Oncolytic Virotherapy: A New Paradigm in Cancer Immunotherapy

Abstract

Oncolytic viruses (OVs) are emerging as potential treatment options for cancer. Natural and genetically engineered viruses exhibit various antitumor mechanisms. OVs act by direct cytolysis, the potentiation of the immune system through antigen release, and the activation of inflammatory responses or indirectly by interference with different types of elements in the tumor microenvironment, modification of energy metabolism in tumor cells, and antiangiogenic action. The action of OVs is pleiotropic, and they show varied interactions with the host and tumor cells. An important impediment in oncolytic virotherapy is the journey of the virus into the tumor cells and the possibility of its binding to different biological and nonbiological vectors. OVs have been demonstrated to eliminate cancer cells that are resistant to standard treatments in many clinical trials for various cancers (melanoma, lung, and hepatic); however, there are several elements of resistance to the action of viruses per se. Therefore, it is necessary to evaluate the combination of OVs with other standard treatment modalities, such as chemotherapy, immunotherapy, targeted therapies, and cellular therapies, to increase the response rate. This review provides a comprehensive update on OVs, their use in oncolytic virotherapy, and the future prospects of this therapy alongside the standard therapies currently used in cancer treatment.

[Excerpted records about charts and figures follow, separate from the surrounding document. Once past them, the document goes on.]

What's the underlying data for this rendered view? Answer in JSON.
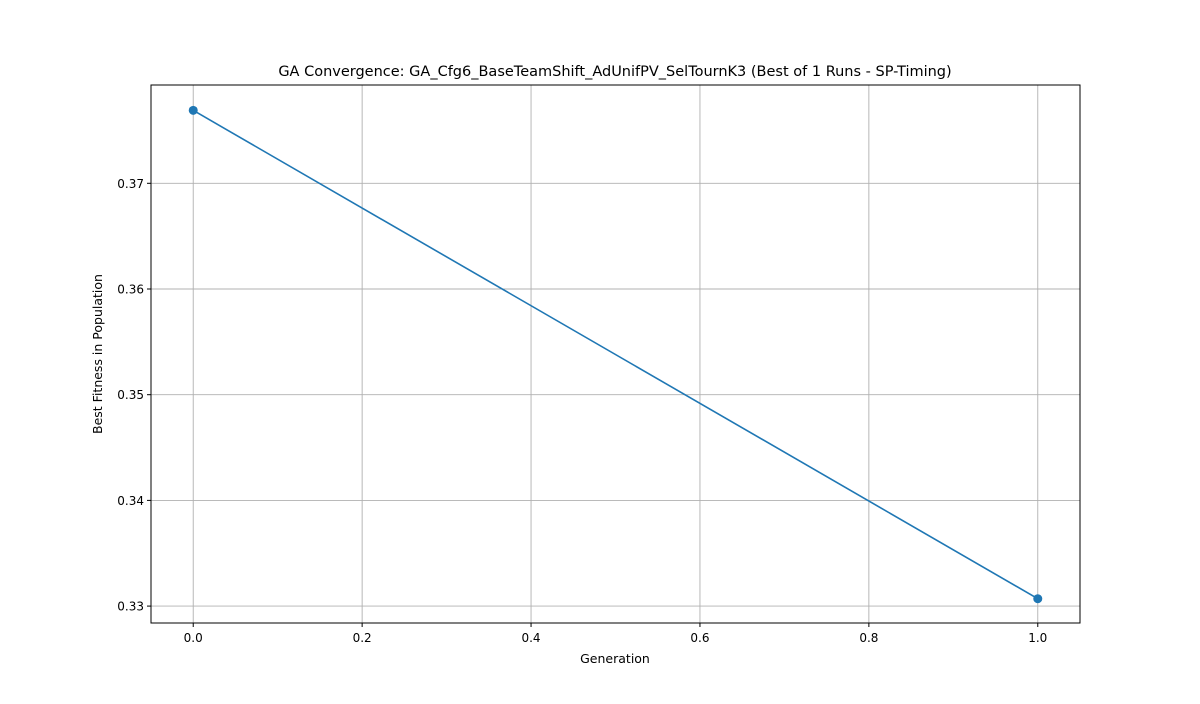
{
  "chart_data": {
    "type": "line",
    "title": "GA Convergence: GA_Cfg6_BaseTeamShift_AdUnifPV_SelTournK3 (Best of 1 Runs - SP-Timing)",
    "xlabel": "Generation",
    "ylabel": "Best Fitness in Population",
    "xlim": [
      -0.05,
      1.05
    ],
    "ylim": [
      0.3284,
      0.3793
    ],
    "x_ticks": [
      0.0,
      0.2,
      0.4,
      0.6,
      0.8,
      1.0
    ],
    "x_tick_labels": [
      "0.0",
      "0.2",
      "0.4",
      "0.6",
      "0.8",
      "1.0"
    ],
    "y_ticks": [
      0.33,
      0.34,
      0.35,
      0.36,
      0.37
    ],
    "y_tick_labels": [
      "0.33",
      "0.34",
      "0.35",
      "0.36",
      "0.37"
    ],
    "grid": true,
    "legend": false,
    "series": [
      {
        "x": [
          0,
          1
        ],
        "y": [
          0.3769,
          0.3307
        ],
        "color": "#1f77b4",
        "marker": "circle"
      }
    ]
  }
}
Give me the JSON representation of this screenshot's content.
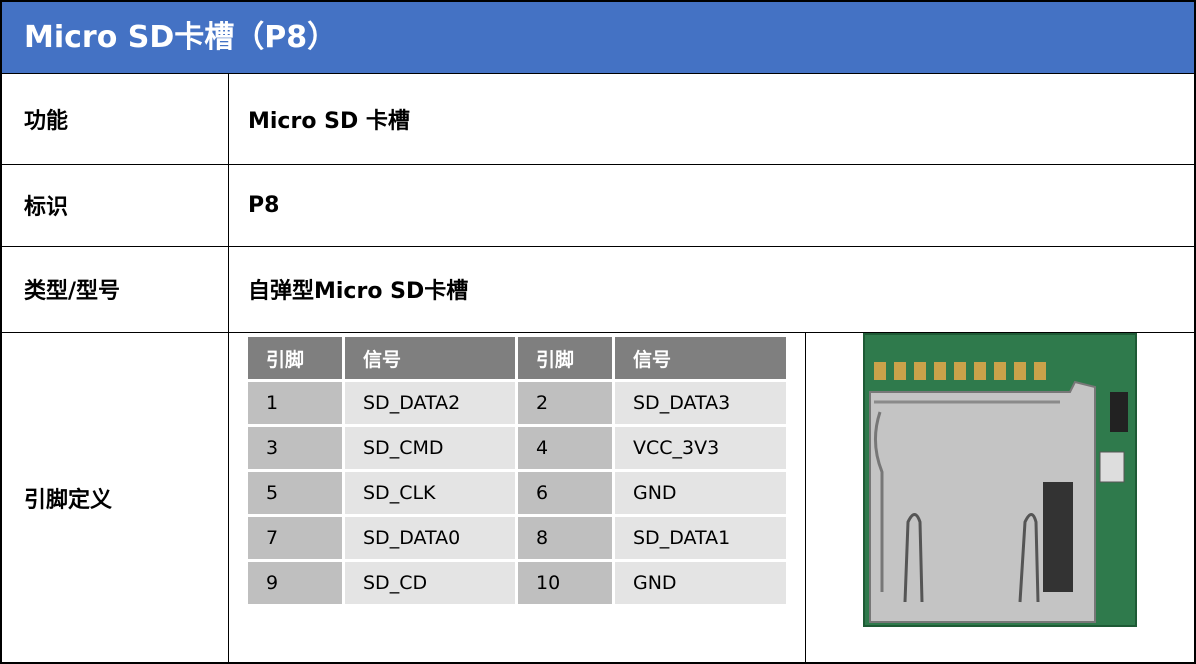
{
  "header": {
    "title": "Micro SD卡槽（P8）"
  },
  "rows": [
    {
      "label": "功能",
      "value": "Micro SD 卡槽"
    },
    {
      "label": "标识",
      "value": "P8"
    },
    {
      "label": "类型/型号",
      "value": "自弹型Micro SD卡槽"
    },
    {
      "label": "引脚定义"
    }
  ],
  "pin_table": {
    "headers": [
      "引脚",
      "信号",
      "引脚",
      "信号"
    ],
    "rows": [
      [
        "1",
        "SD_DATA2",
        "2",
        "SD_DATA3"
      ],
      [
        "3",
        "SD_CMD",
        "4",
        "VCC_3V3"
      ],
      [
        "5",
        "SD_CLK",
        "6",
        "GND"
      ],
      [
        "7",
        "SD_DATA0",
        "8",
        "SD_DATA1"
      ],
      [
        "9",
        "SD_CD",
        "10",
        "GND"
      ]
    ]
  }
}
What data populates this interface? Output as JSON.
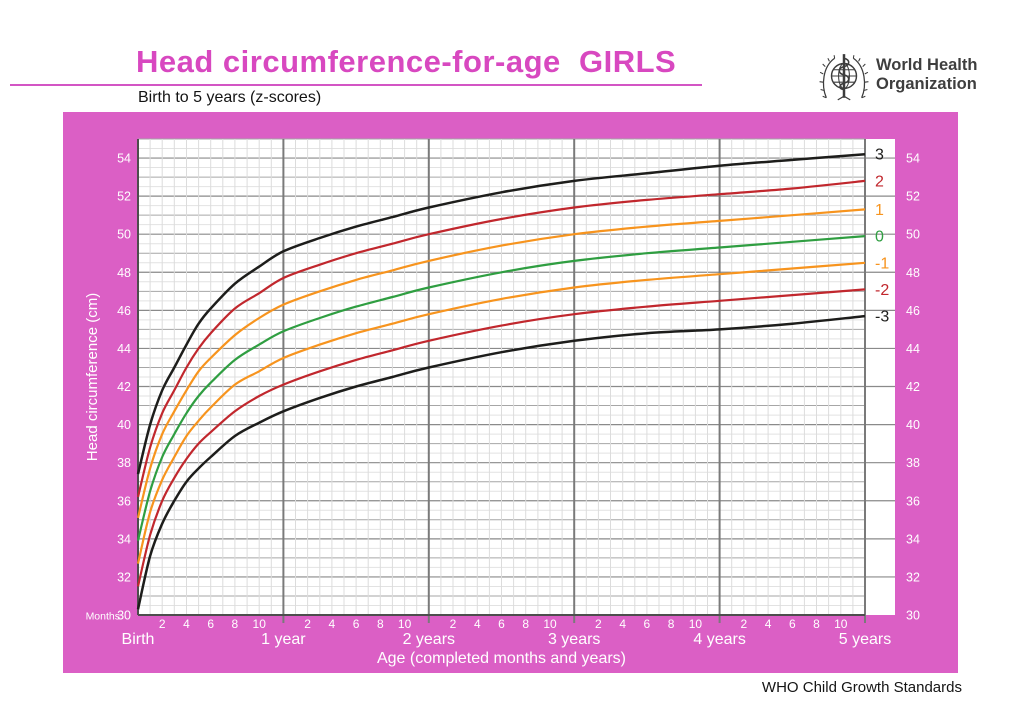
{
  "page": {
    "title": "Head circumference-for-age  GIRLS",
    "subtitle": "Birth to 5 years (z-scores)",
    "footer": "WHO Child Growth Standards",
    "logo": {
      "line1": "World Health",
      "line2": "Organization"
    }
  },
  "colors": {
    "panel_pink": "#db5fc5",
    "title_pink": "#d848c0",
    "curve_black": "#1d1d1b",
    "curve_red": "#c1272d",
    "curve_orange": "#f7941e",
    "curve_green": "#2f9e41",
    "axis_text": "#ffffff"
  },
  "chart_data": {
    "type": "line",
    "title": "Head circumference-for-age GIRLS",
    "subtitle": "Birth to 5 years (z-scores)",
    "xlabel": "Age (completed months and years)",
    "ylabel": "Head circumference (cm)",
    "x_unit_label": "Months",
    "xlim": [
      0,
      60
    ],
    "ylim": [
      30,
      55
    ],
    "grid": "on",
    "legend_position": "right-of-curves",
    "y_tick_labels": [
      54,
      52,
      50,
      48,
      46,
      44,
      42,
      40,
      38,
      36,
      34,
      32,
      30
    ],
    "x_year_labels": [
      "Birth",
      "1 year",
      "2 years",
      "3 years",
      "4 years",
      "5 years"
    ],
    "x_month_tick_labels": [
      2,
      4,
      6,
      8,
      10
    ],
    "months": [
      0,
      1,
      2,
      3,
      4,
      5,
      6,
      8,
      10,
      12,
      15,
      18,
      21,
      24,
      30,
      36,
      42,
      48,
      54,
      60
    ],
    "series": [
      {
        "name": "3",
        "zscore": 3,
        "color": "#1d1d1b",
        "values": [
          37.4,
          40.0,
          41.8,
          43.0,
          44.2,
          45.3,
          46.1,
          47.4,
          48.3,
          49.1,
          49.8,
          50.4,
          50.9,
          51.4,
          52.2,
          52.8,
          53.2,
          53.6,
          53.9,
          54.2
        ]
      },
      {
        "name": "2",
        "zscore": 2,
        "color": "#c1272d",
        "values": [
          36.2,
          38.8,
          40.6,
          41.8,
          43.0,
          44.0,
          44.8,
          46.1,
          46.9,
          47.7,
          48.4,
          49.0,
          49.5,
          50.0,
          50.8,
          51.4,
          51.8,
          52.1,
          52.4,
          52.8
        ]
      },
      {
        "name": "1",
        "zscore": 1,
        "color": "#f7941e",
        "values": [
          35.1,
          37.7,
          39.5,
          40.7,
          41.8,
          42.8,
          43.5,
          44.7,
          45.6,
          46.3,
          47.0,
          47.6,
          48.1,
          48.6,
          49.4,
          50.0,
          50.4,
          50.7,
          51.0,
          51.3
        ]
      },
      {
        "name": "0",
        "zscore": 0,
        "color": "#2f9e41",
        "values": [
          33.9,
          36.5,
          38.3,
          39.5,
          40.6,
          41.5,
          42.2,
          43.4,
          44.2,
          44.9,
          45.6,
          46.2,
          46.7,
          47.2,
          48.0,
          48.6,
          49.0,
          49.3,
          49.6,
          49.9
        ]
      },
      {
        "name": "-1",
        "zscore": -1,
        "color": "#f7941e",
        "values": [
          32.7,
          35.4,
          37.1,
          38.3,
          39.4,
          40.2,
          40.9,
          42.1,
          42.8,
          43.5,
          44.2,
          44.8,
          45.3,
          45.8,
          46.6,
          47.2,
          47.6,
          47.9,
          48.2,
          48.5
        ]
      },
      {
        "name": "-2",
        "zscore": -2,
        "color": "#c1272d",
        "values": [
          31.5,
          34.2,
          36.0,
          37.2,
          38.2,
          39.0,
          39.6,
          40.7,
          41.5,
          42.1,
          42.8,
          43.4,
          43.9,
          44.4,
          45.2,
          45.8,
          46.2,
          46.5,
          46.8,
          47.1
        ]
      },
      {
        "name": "-3",
        "zscore": -3,
        "color": "#1d1d1b",
        "values": [
          30.3,
          33.1,
          34.8,
          36.0,
          37.0,
          37.7,
          38.3,
          39.4,
          40.1,
          40.7,
          41.4,
          42.0,
          42.5,
          43.0,
          43.8,
          44.4,
          44.8,
          45.0,
          45.3,
          45.7
        ]
      }
    ]
  }
}
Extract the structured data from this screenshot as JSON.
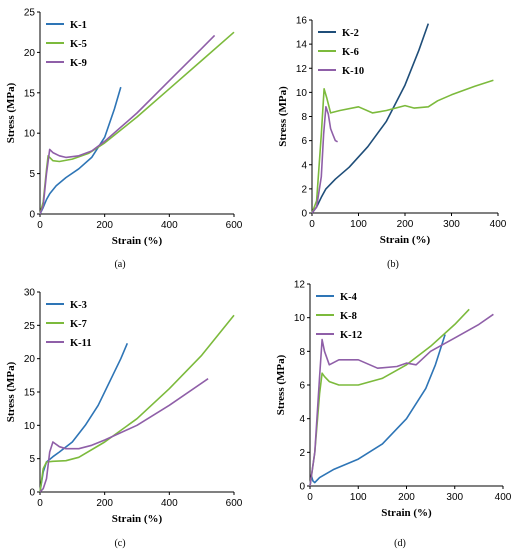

Keywords: immune virotherapy; nanomedicine; oncolytic virotherapy; viral biotechnology; virus engineering.

Figure 1

Mechanisms of action of oncolytic viruses. The replication of virus inside the tumor cell triggers immunogenic cell death (ICD), followed by release of tumor antigens that activate the immune system, remodeling of TME, activation of the antiangiogenic mechanisms, increase in viral replication in tumor-mutated cells, and spread of the viral infection to other tumor cells [9,55,56,57,58] (BioRender.com).

Figure 2

Oncolytic viruses (OVs) enter the tumor cell through endocytosis or by targeting one or multiple receptors. The mechanisms of direct oncolysis by OVs are the following: (A) Copious OV replication, followed by damage of lysosomes, autophagy, and cytolysis; (B) OV alters the permeability and mitochondrial metabolism, which is followed by cytolysis; (C) OV determines the tumor cell stress response, triggering the JNK pathway and caspase cascades, which is followed by cytolysis; (D) Protein on OV surface binds to TRAILR1 and TRAILR2 receptors, activating the TRAIL-mediated apoptosis (BioRender.com).

Figure 3

The cold TME contains stroma and immunosuppressive cells. OVs cause cell death. Remodeling of suppressive immune and metabolic environment to hot TME. CAF, cancer-associated fibroblast; DC, dendritic cell; IFN, interferon; IL, interleukin; MDSC, myeloid-derived suppressor cells; NK, natural killer; OV, oncolytic viruses; TME, tumor microenvironment; Treg, regulatory T cells (Biorender.com).

Figure 4

Antiangiogenic mechanisms induced by oncolytic viruses (OVs). (A) OVs determine the recruitment of neutrophils and the development of microthrombosis and ischemia, followed by apoptosis. (B) Engineered virus can induce direct lysis of endothelial cells. (C) OVs can modulate transcriptional factors, decrease the production of IL8, and, consequently, stimulate apoptosis. (D) OVs interact with angiogenic proteins and downregulate the expression of VEGF.(BioRender.com).

Figure 5

Immunogenic cell death pathways induced by natural oncolytic viruses (OVs). Some natural OVs, including Newcastle disease viruses (NDVs), coxsackieviruses (CVs), measles viruses (MVs), herpes simplex viruses (HSVs), vaccinia viruses (VVs), adenoviruses (Ads), semliki forest viruses (SFVs), and parapoxviruses (ORFVs) can induce a specific mode of immunogenic cell death. NDV, HSV, and Ad can induce multimodal cell death, modulating the exposure of damage-associated molecular patterns in dying malignant cells, followed by recruitment of innate immune responders and triggering of a strong immune response. VV induces necroptosis, and CV, MV, SFV, and ORFV induce immunogenic apoptosis (BioRender.com).